In a first step, they selected a subset of questions they felt particularly relevant and important to them. Then, they discussed each question in turn, documenting the discussion with sticky notes they added to each card. Finally, they placed along the two axes. The horizontal axis indicates how well HCI is acting on this question (from “HCI sucks at it” to “HCI does it well”. The vertical axis indicates how visible the topic is in the community (from “HCI doesn’t talk about it” to “HCI talks about it a lot”).
This group felt that HCI is acting well in response to and talking much about questions co-governance and participation, cultural and artistic practices, and social justice. Topics of ease of use, emissions, mutual learning, energy and materials, adaptability and repurposing, and regenerative business practices are talked about (in descending order) but HCI is only acting upon it in a mediocre way. Finally, robustness, climate impact, and appropriateness of technologies are neither talked about nor acted upon well enough.
In this use case, a group of Human-Computer Interaction (HCI) researchers used a circular space explore connections between different sustainability aspects. This was done with the virtual cards on a Miro board.
In a first step, they placed the cards that they deemed relevant and important. They then discussed the cards, moved them around, drew connection lines and added sticky notes with comments, further questions, or criticism.
This group contrasted HCI’s economic, technological, and political impact on policies and regulations, long-term use, freedom of expression, and transparent governance with cultural questions of diversity and belonging and respect for traditions and positive visions of potential futures. The group particularly explored the notion of “belonging” and its relation to kinship and nationalism and the limits of sustainable change under capitalism. Further connections and contrasts were drawn between solidarity and difference. For this group, the social justice card was at the core of sustainability, which is connected to mutual learning, purpose and meaning, mental and physical health, gender, generations, safety, and social benefit.
Expanding the Question
In this use case, a group of Human-Computer Interaction (HCI) researchers selected a single card from the deck to unpack it further. This was done virtually on a Miro board.

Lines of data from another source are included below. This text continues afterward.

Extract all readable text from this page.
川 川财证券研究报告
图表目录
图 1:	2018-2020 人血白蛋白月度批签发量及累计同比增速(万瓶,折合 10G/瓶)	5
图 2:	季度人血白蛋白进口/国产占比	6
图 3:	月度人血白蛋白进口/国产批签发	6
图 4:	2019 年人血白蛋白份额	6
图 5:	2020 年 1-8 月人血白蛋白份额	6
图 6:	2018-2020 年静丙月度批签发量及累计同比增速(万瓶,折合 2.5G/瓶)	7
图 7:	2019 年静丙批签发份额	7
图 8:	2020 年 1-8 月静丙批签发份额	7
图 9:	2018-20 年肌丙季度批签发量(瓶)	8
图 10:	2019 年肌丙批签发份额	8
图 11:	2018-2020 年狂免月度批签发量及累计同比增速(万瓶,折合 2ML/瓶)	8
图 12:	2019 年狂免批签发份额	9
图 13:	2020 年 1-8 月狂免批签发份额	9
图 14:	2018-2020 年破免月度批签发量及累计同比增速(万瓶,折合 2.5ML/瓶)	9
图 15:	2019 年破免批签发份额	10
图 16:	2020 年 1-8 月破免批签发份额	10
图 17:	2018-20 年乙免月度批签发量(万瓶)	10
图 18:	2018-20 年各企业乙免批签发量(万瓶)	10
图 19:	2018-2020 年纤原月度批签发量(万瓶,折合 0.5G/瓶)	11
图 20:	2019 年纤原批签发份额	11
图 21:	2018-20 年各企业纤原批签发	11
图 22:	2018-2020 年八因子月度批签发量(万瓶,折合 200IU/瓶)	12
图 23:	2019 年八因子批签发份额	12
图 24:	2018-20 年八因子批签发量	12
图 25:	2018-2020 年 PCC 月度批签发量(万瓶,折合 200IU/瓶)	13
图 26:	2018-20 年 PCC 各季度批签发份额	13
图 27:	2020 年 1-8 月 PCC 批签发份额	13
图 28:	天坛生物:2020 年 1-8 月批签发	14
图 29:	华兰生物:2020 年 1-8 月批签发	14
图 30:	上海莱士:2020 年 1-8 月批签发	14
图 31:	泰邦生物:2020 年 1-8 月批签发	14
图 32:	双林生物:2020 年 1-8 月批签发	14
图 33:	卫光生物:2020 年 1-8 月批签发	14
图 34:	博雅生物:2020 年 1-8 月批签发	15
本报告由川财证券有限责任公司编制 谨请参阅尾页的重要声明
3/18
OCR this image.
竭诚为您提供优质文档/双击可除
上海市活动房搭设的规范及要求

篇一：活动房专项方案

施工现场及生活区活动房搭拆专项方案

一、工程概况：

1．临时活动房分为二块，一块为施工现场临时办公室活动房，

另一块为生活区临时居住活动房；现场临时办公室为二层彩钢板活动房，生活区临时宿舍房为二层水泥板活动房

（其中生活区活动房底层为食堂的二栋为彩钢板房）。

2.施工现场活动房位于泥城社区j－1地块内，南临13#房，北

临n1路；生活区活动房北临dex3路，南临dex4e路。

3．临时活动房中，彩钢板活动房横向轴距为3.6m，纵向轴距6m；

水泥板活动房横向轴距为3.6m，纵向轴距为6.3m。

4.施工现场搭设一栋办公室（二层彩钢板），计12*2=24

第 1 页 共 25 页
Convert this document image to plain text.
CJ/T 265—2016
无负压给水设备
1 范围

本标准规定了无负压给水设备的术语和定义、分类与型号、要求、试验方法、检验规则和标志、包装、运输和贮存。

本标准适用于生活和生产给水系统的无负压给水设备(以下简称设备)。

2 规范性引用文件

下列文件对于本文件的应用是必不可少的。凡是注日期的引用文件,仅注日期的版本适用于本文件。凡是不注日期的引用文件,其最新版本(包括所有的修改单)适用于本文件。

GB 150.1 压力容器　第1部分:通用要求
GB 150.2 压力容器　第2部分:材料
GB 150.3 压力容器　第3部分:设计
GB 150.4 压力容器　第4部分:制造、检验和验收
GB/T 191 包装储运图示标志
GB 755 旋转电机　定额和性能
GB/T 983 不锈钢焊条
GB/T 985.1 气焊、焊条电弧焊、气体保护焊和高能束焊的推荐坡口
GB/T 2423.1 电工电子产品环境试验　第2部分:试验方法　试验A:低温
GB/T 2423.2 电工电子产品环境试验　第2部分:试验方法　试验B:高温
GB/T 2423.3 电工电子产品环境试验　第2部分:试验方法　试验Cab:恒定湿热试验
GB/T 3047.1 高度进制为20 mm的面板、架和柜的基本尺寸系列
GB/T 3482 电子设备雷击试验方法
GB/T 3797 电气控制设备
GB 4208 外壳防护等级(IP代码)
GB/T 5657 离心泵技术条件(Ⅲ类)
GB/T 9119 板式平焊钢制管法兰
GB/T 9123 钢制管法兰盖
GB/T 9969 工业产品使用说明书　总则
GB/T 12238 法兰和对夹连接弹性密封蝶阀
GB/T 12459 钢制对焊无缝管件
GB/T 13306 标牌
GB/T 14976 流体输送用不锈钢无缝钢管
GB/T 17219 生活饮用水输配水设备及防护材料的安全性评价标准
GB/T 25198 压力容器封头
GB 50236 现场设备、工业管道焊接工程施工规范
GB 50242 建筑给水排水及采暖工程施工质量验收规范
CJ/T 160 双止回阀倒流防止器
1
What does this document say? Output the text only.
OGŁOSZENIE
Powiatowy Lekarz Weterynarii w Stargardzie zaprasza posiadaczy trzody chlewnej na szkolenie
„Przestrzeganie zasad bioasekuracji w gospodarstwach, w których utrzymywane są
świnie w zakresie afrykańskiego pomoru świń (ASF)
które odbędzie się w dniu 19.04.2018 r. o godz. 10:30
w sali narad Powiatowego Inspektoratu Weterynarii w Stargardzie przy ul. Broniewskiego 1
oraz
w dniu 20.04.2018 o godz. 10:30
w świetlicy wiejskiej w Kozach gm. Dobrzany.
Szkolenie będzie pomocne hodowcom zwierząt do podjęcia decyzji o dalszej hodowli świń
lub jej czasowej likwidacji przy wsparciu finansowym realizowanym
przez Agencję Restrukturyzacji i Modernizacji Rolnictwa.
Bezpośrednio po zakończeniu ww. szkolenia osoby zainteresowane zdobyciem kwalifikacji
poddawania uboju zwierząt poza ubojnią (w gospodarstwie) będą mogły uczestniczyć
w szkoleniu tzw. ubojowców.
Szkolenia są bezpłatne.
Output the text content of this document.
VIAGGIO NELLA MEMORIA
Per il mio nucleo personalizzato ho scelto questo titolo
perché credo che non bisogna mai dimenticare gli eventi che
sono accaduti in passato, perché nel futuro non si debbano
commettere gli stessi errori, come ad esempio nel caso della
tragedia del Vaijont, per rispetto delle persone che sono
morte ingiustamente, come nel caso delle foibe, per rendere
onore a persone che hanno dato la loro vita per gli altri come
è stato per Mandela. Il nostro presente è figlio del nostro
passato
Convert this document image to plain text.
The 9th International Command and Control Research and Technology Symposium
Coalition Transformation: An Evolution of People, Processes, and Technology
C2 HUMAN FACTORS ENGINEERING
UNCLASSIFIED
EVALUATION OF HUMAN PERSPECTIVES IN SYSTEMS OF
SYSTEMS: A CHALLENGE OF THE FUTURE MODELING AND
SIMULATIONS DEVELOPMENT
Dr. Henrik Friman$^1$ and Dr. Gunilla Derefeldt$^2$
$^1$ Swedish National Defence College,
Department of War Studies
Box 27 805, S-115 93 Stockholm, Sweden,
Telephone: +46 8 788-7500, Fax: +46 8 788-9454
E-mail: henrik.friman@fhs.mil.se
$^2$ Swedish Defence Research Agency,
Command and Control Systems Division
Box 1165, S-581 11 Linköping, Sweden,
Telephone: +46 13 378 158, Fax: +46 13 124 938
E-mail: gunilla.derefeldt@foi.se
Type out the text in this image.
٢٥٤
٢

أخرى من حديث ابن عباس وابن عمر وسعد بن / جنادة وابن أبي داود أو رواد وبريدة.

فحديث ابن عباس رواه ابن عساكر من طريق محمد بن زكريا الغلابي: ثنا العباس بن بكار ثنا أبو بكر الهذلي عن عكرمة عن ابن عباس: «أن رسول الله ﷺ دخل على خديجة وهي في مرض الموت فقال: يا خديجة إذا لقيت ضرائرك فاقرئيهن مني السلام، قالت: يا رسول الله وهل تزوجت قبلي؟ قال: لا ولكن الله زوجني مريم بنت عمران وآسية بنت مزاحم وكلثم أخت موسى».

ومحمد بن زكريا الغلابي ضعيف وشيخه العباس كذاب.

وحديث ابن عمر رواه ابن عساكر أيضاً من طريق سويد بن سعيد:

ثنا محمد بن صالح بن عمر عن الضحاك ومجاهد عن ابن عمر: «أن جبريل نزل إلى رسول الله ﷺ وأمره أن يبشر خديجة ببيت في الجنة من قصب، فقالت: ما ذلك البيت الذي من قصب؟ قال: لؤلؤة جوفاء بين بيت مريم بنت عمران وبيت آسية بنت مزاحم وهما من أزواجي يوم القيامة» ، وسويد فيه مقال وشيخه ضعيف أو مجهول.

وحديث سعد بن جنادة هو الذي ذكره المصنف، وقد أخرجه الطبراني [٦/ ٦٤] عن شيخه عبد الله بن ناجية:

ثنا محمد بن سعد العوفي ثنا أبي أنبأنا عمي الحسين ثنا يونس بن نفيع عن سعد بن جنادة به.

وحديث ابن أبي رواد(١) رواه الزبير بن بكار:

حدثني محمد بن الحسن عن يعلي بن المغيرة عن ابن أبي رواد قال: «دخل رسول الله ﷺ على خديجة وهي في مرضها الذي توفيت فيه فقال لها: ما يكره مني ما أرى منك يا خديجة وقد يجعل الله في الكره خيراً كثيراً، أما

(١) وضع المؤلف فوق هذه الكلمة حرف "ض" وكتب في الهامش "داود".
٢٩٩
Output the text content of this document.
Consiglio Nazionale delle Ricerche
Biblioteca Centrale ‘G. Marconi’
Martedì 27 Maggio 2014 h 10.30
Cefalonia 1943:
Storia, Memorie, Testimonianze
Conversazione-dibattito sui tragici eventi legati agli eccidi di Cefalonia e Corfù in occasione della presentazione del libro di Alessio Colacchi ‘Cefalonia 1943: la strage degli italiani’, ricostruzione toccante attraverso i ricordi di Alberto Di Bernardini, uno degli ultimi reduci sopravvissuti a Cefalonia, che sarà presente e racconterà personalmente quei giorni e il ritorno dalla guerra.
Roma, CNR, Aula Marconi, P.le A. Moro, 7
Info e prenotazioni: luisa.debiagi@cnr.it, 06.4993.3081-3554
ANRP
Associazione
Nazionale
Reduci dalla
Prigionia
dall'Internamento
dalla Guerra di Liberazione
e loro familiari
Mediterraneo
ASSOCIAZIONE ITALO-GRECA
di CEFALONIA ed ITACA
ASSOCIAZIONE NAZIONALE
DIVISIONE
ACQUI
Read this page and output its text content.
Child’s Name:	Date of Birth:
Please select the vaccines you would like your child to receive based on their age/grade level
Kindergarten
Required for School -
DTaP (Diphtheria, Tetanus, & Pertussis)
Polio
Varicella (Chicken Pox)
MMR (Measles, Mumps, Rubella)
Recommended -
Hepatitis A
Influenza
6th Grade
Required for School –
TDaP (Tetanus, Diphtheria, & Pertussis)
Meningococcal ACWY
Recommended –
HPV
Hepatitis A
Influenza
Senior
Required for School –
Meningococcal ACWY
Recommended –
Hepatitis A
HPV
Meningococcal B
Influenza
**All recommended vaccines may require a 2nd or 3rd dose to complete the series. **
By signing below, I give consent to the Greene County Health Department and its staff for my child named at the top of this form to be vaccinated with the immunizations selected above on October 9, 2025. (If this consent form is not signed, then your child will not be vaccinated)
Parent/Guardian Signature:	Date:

The group selected the “How does our research promote social justice?” card as being central to sustainability and HCI. The then unpacked the words “our” and “research” in this question and put sticky notes for each sub-question next to the card.
For this group, “our” (or “we”) can include supervisors, their research groups, universities, research communities, funders, and industry partners (righthand side on the screenshot) . And “research” includes their ontologies, epistemologies, methods, data practices, research questions, citation practices, publication formats, review practices, norms and traditions, networks, word choices, research and development (and intellectual property) development, impact measures, and collaborations.
This use case shows that the term “our research”, which features on all cards can be understood in variety of ways and it might be beneficial groups using the cards to clarify what they mean by this expression before attempting to answer the question.